Okay I am SO JUST KIDDING there. Are you talking about raw diet bones or recreational chew bones? Try smaller grocery stores, especially ethnic stores. Raw knuckle bones are best; marrow bones can and do crack teeth. If you are talking raw diet bones, any grocery store that sells meat for people will do.


----------



## sagelfn (Aug 13, 2009)

haha bones for chewing looking for knuckle bones.

I've met the meat guy at my grocery store once...he's creepy. I really hoped to avoid having to "get to know the meat guy" just for dog bones.

I'm going to miss the butcher shop








they had a little dog corner set up so all I had to do was pick a bone I wanted and check out.


----------



## DianaM (Jan 5, 2006)

Ethnic markets tend to have the most "interesting" selection... are you anywhere near Chicago?
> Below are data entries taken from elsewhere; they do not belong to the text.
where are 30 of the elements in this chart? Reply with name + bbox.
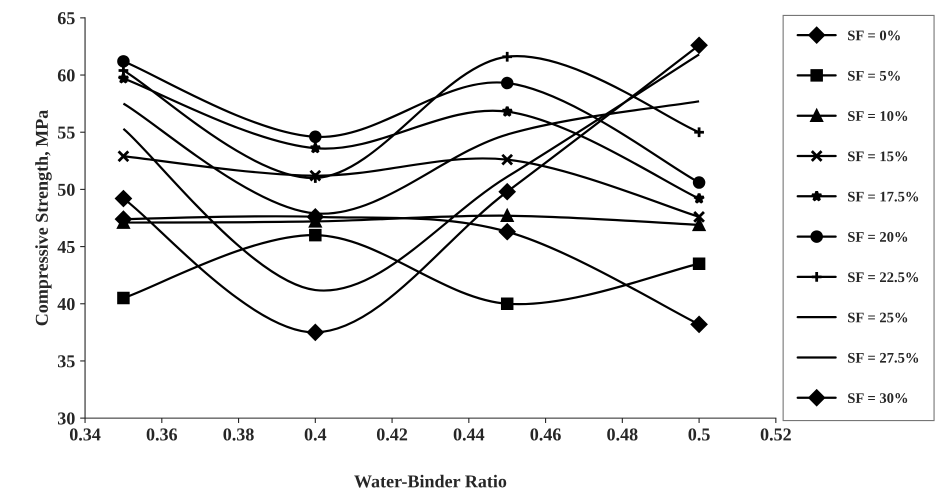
y-tick-label: 35	[58, 355, 75, 368]
x-tick-label: 0.44	[454, 428, 484, 441]
legend-label: SF = 5%	[848, 70, 900, 81]
legend-label: SF = 22.5%	[848, 272, 918, 282]
y-axis-title: Compressive Strength, MPa	[35, 110, 52, 326]
x-tick-label: 0.34	[70, 428, 101, 441]
legend-label: SF = 17.5%	[848, 192, 918, 202]
y-tick-label: 50	[58, 184, 75, 196]
x-tick-label: 0.52	[760, 428, 791, 441]
x-tick-label: 0.38	[223, 428, 254, 441]
x-tick-label: 0.5	[688, 428, 710, 441]
x-tick-label: 0.4	[304, 428, 326, 441]
y-tick-label: 55	[58, 126, 75, 139]
legend-label: SF = 30%	[848, 393, 908, 404]
legend-label: SF = 10%	[848, 111, 908, 121]
legend-label: SF = 20%	[848, 232, 908, 242]
legend-label: SF = 25%	[848, 312, 908, 322]
y-tick-label: 40	[58, 298, 75, 310]
legend-label: SF = 15%	[848, 151, 908, 162]
y-tick-label: 30	[58, 412, 75, 425]
y-tick-label: 65	[58, 12, 75, 24]
y-tick-label: 60	[58, 69, 75, 82]
x-tick-label: 0.36	[146, 428, 178, 441]
legend-label: SF = 0%	[848, 30, 900, 40]
x-axis-title: Water-Binder Ratio	[354, 474, 506, 488]
x-tick-label: 0.42	[376, 428, 408, 441]
x-tick-label: 0.46	[530, 428, 561, 441]
y-tick-label: 45	[58, 240, 75, 254]
x-tick-label: 0.48	[607, 428, 638, 441]
legend-label: SF = 27.5%	[848, 352, 918, 363]
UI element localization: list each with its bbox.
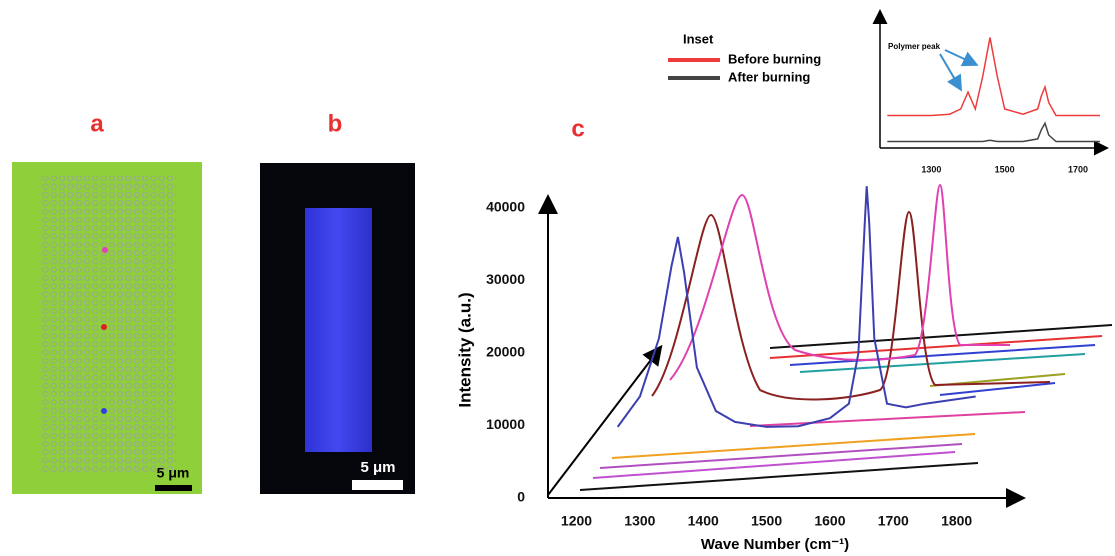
x-tick-label: 1700 [878, 513, 909, 529]
x-tick-label: 1400 [688, 513, 719, 529]
scale-bar [352, 480, 403, 490]
pillar-array [40, 176, 176, 472]
scale-label: 5 μm [360, 459, 395, 476]
marker-dot [101, 324, 107, 330]
waterfall-spectra [579, 183, 1113, 491]
y-tick-label: 40000 [486, 199, 525, 215]
x-tick-label: 1700 [1068, 164, 1088, 174]
x-tick-label: 1800 [941, 513, 972, 529]
scale-label: 5 μm [157, 465, 190, 481]
panel-label: c [571, 115, 584, 142]
x-tick-label: 1600 [814, 513, 845, 529]
emission-region [305, 208, 372, 452]
panel-label: b [328, 110, 343, 137]
y-tick-label: 30000 [486, 271, 525, 287]
x-tick-label: 1500 [751, 513, 782, 529]
series-line [887, 121, 1100, 143]
depth-arrow [547, 344, 663, 496]
y-tick-label: 20000 [486, 344, 525, 360]
y-tick-label: 0 [517, 489, 525, 505]
annotation-arrow [944, 49, 979, 67]
x-tick-label: 1300 [624, 513, 655, 529]
x-axis-label: Wave Number (cm⁻¹) [701, 536, 849, 553]
marker-dot [101, 408, 107, 414]
marker-dot [102, 247, 108, 253]
legend-label: Before burning [728, 51, 821, 66]
x-tick-label: 1500 [995, 164, 1015, 174]
y-axis-label: Intensity (a.u.) [455, 292, 474, 407]
x-tick-label: 1200 [561, 513, 592, 529]
annotation-arrow [939, 53, 963, 92]
x-tick-label: 1300 [921, 164, 941, 174]
annotation: Polymer peak [888, 42, 941, 51]
scale-bar [155, 485, 192, 491]
series-line [616, 186, 976, 428]
series-line [887, 37, 1100, 117]
legend-label: After burning [728, 69, 810, 84]
legend-title: Inset [683, 31, 714, 46]
panel-label: a [90, 110, 104, 137]
y-tick-label: 10000 [486, 416, 525, 432]
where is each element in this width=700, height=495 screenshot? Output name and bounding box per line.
You could probably find an emu elbow floating around somewhere in that city.


----------



## Chicagocanine (Aug 7, 2008)

Mostly from my vet. She does orders from a pet food/supply distributor regularly and usually orders raw food/bones for her own dogs so if I want something I just ask her to order it for me. I usually get duck necks and beef knuckles from her most often... There is also a butcher shop near me which has a sign on the window that says they have dog bones but I haven't gone in there yet...


----------



## Lauri & The Gang (Jun 28, 2001)

If you are talking recreational bones - aka Beef Knuckle Bones, aka Beef Soup Bones, aka Beef Dog Bones









I get mine at my local grocery store in the meat section. They are labeled 'Beef Soup Bones':











When I'm at the store and I think about it I check to see if they have any. Tonight I bought 6 packages.


----------



## sagelfn (Aug 13, 2009)

I'm in central IL, I will check some of the more ethnic stores we have around here...didn't think about looking there. I'm sure there is another butcher around here somewhere I can try.

I have seen the labels for "beef soup bones" but they are always sold out, did not know they were the same thing..thanks for the info


----------



## shadow mum (Apr 8, 2008)

I get the beef soup bones for Shadow. I've made friends w/the butcher at the local grocery store, and he always saves us some nice ones.


----------